The power ministry has proposed a uniform risk weight of 50% for these two infrastructure financing companies (IFCs).
At present, banks assign low risk weight only to top-rated IFCs, while others attract 100% risk weight. The proposal also seeks to raise the overall exposure limit of banks to PFC and REC to 25% of their capital funds. As per existing norms, bank exposure limit to non-banking finance companies in infrastructure is set at 20% of the total capital fund (capital and reserves).
Risk weight is the proportion of loans which is counted towards total assets against which banks have to maintain statutory reserves. A high risk weight discourages lending by increasing the capital requirement for lenders. Under current norms, banks are allowed to assign risk weight as per their own internal assessment.
“The note to CCI addresses the key issue of increasing funds for the power sector to narrow the widening energy deficit in the country. Once the committee takes a decision, it will be for the RBI to notify the new norms,” said a power ministry official asking not to be named.
In the proposal, the power ministry has said that banks could be advised to consider only 50% of their total funding to PFC and REC as power sector exposure while determining the industry exposure decided by each bank. This could be done by lowering the risk weight on loans extended these two IFCs. By doing so, banks could either double their exposure in PFC and REC or use the released capital to increase their overall funding to the power sector while staying within specified industry exposure norms.

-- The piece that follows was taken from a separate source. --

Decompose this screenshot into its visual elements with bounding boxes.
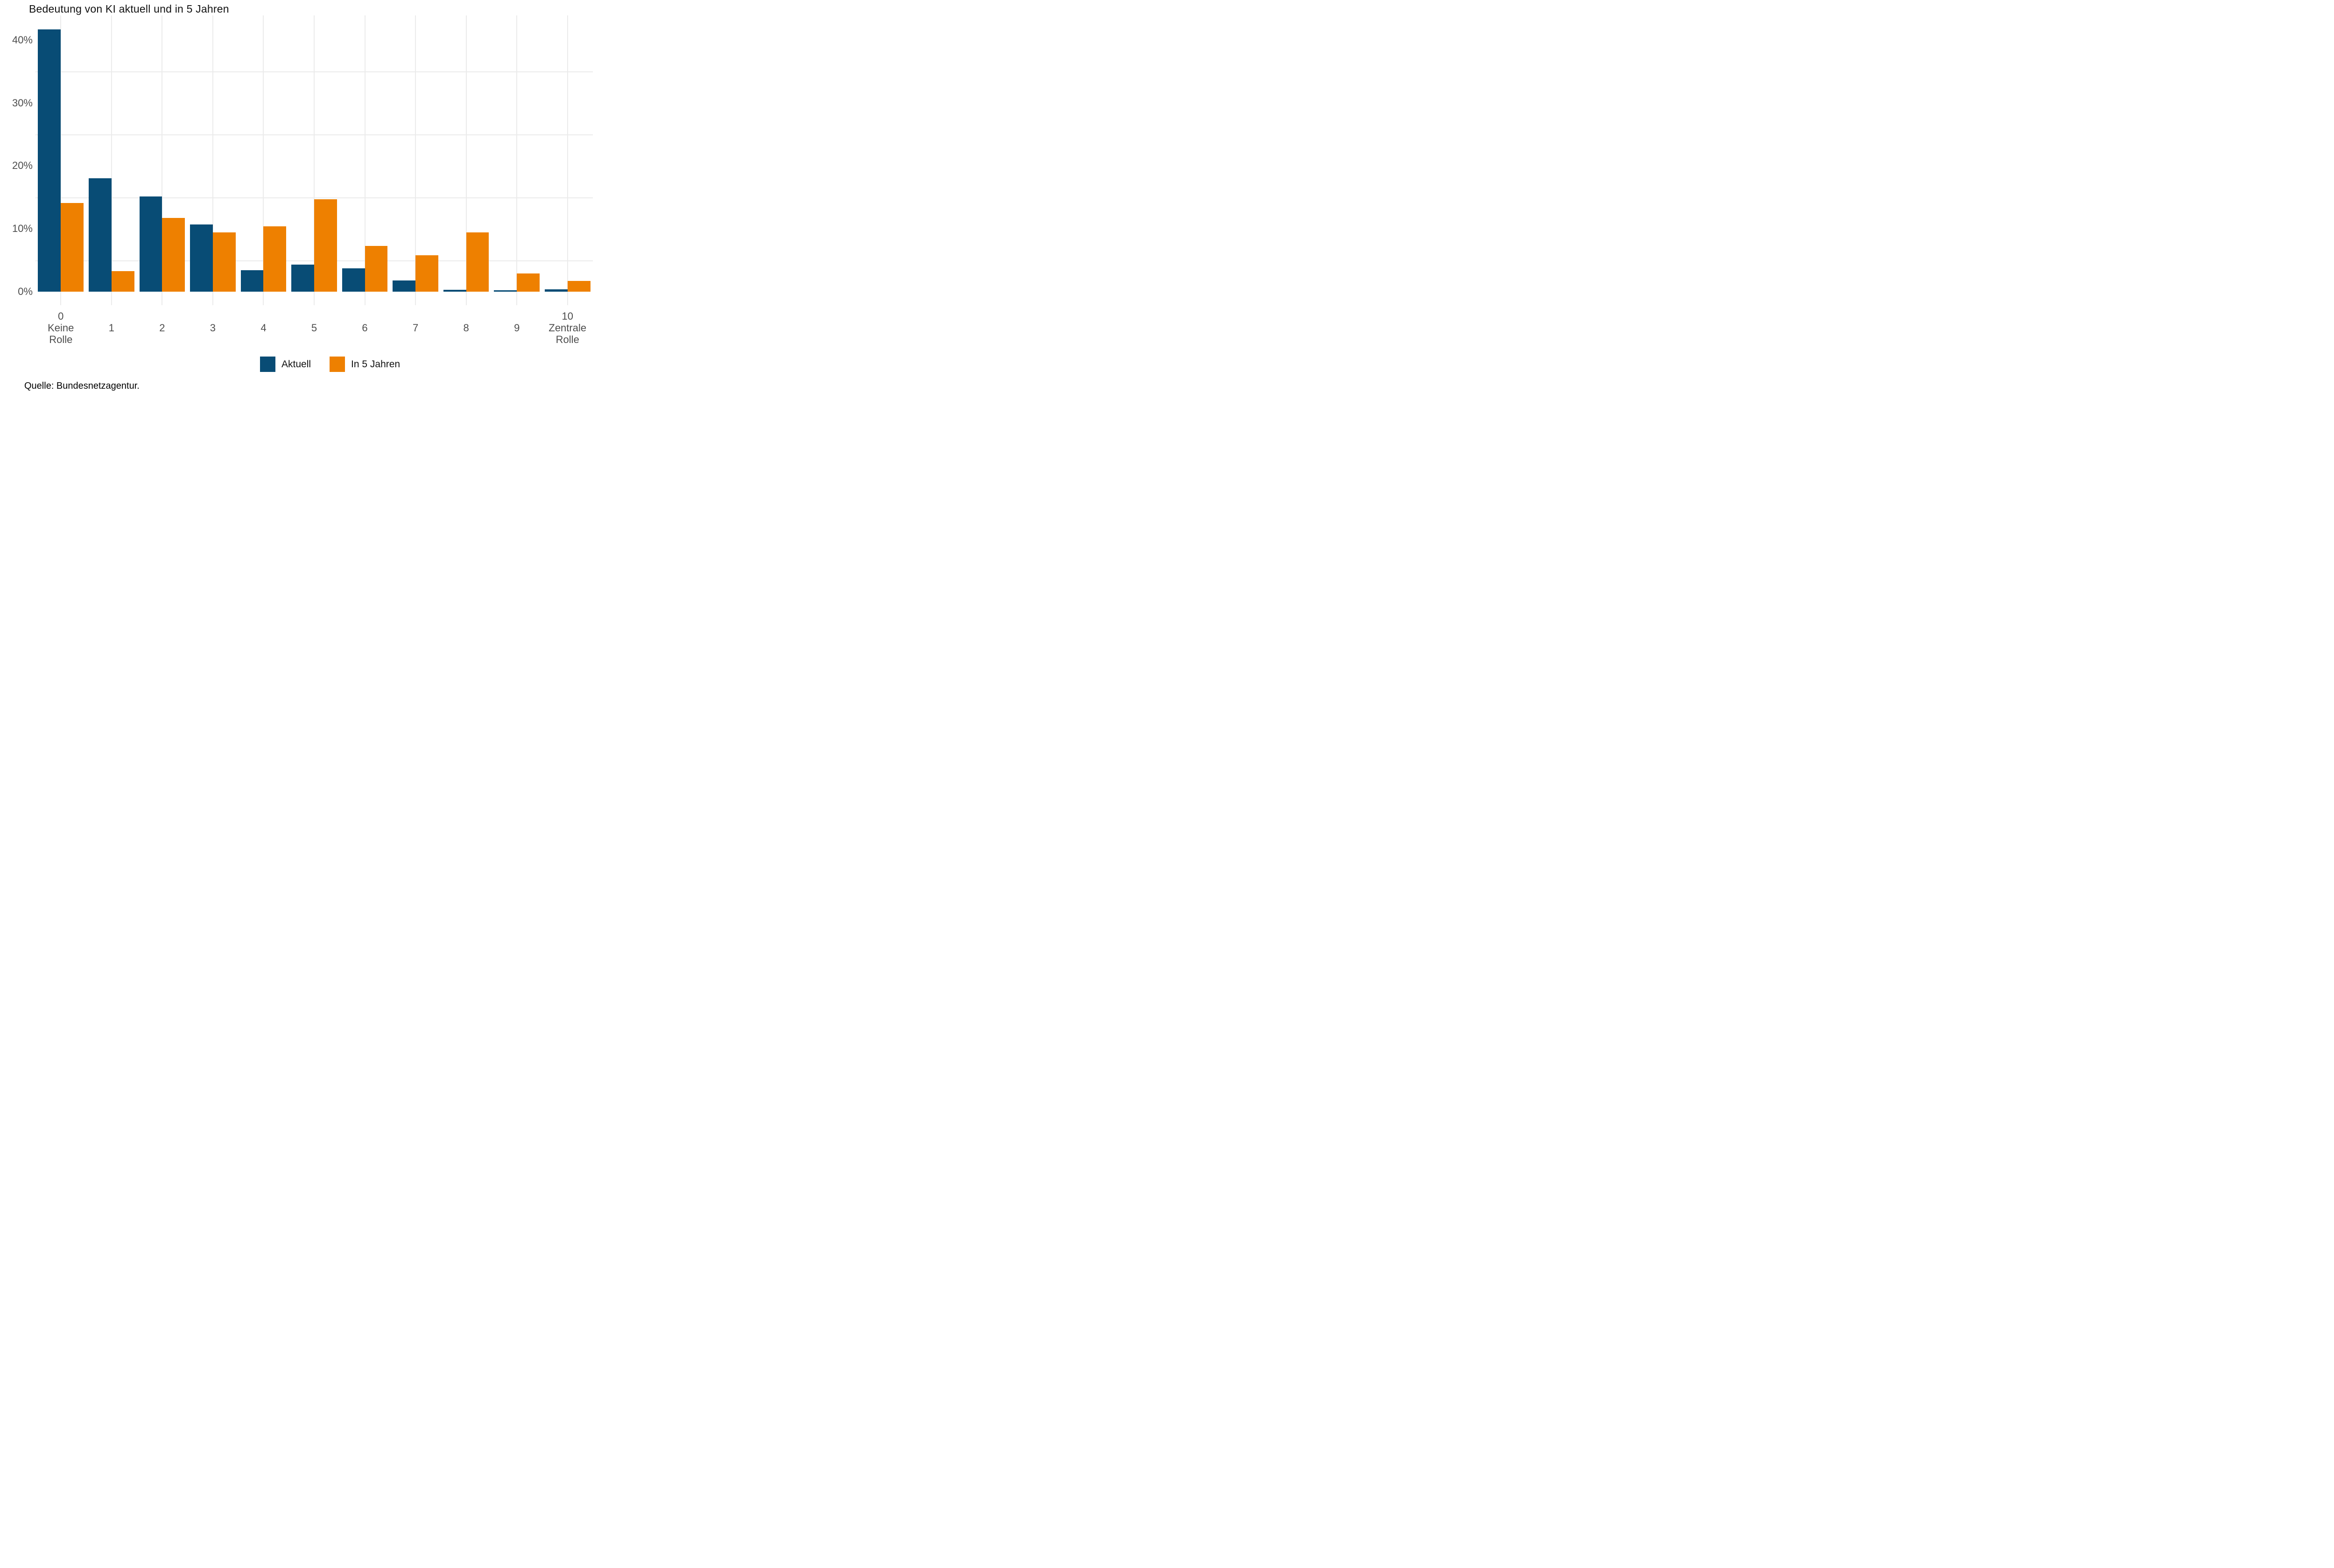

“We attract 100% risk weight by banks and its lowering would definitely help to mobilise more funds for the sector,” said an REC official.
As per RBI data, public sector banks have a total exposure of over Rs 3 lakh crore to the power sector at the end of last financial year. The exposure of India’s largest bank State Bank of India to the sector is over Rs 32,000 crore. The demand for funds, however, is rising sharply with estimates suggesting the power sector may require over Rs 11 lakh crore during the 12th Plan period to commission projects crucial to bridge the country’s widening energy deficit.
“We feel that banks lending to IFCs like us should carry a lower risk weight as it qualifies as indirect risk for the lender with a portion of the risk being taken by specialised institutions like us. This would also help increase fund flows to the sector,” PFC chairman and managing director Satnam Singh said.
Under current norms, banks are allowed to assign risk weight as per their own internal assessment. “If the new norms are accepted, banks will be able to lend more and the interest rates may also go down,” said an official of a public sector bank.
India has a power generation capacity of about 200,000 MW and plans to add close to 100,000 MW during the 12th Plan period. For meeting this capacity addition huge fund is required. While power companies have bee given permission to raise money through ECB route to meet part of funding requirement, larger exposure of domestic banks is also considered important to boost the sector.